This conference is from July 6, 2026–July 11, 2026.
The Human-First AI Lab (HAL 2.0) at the University of Nebraska-Lincoln had two papers accepted at the 43rd International Conference on Machine Learning (ICML 2026), one of the top AI conferences in the world. One of the papers, Position: VLM Causal Reasoning Benchmarks Should Probe Temporal Understanding, Not Presume It, received spotlight designation, placing it in the top 5% of submissions. Position papers are reserved for ideas intended to shape the future direction of a field. The second paper, The Abstraction Gap in Vision-Language Causal Reasoning, introduces new diagnostic tools for evaluating machine perception. This year ICML received approximately 24,000 submissions, the largest to date in the history of any AI conference.

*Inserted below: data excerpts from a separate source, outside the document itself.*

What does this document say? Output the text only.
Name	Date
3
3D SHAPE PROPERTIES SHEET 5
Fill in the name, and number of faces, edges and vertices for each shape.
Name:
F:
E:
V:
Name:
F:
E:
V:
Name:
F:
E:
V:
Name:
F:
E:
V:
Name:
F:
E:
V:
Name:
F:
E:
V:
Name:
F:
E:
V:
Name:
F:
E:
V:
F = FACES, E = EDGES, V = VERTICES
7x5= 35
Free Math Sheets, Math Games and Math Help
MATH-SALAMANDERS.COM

Both papers probe whether vision-language models engage in genuine causal reasoning or generate responses that sound right but lack deeper understanding. The spotlight position paper takes an unconventional approach, drawing on Paul Cézanne's painting practice to capture how human visual perception works. Cézanne built visual understanding through sustained attention and repeated observation over time, not by capturing a single frozen moment. The paper argues that visual intelligence in machines requires a similar capacity for temporal understanding, a capacity that current AI benchmarks do not test.
The HAL 2.0 is directed by Dr. M. R. Hasan, Assistant Professor of Electrical and Computer Engineering.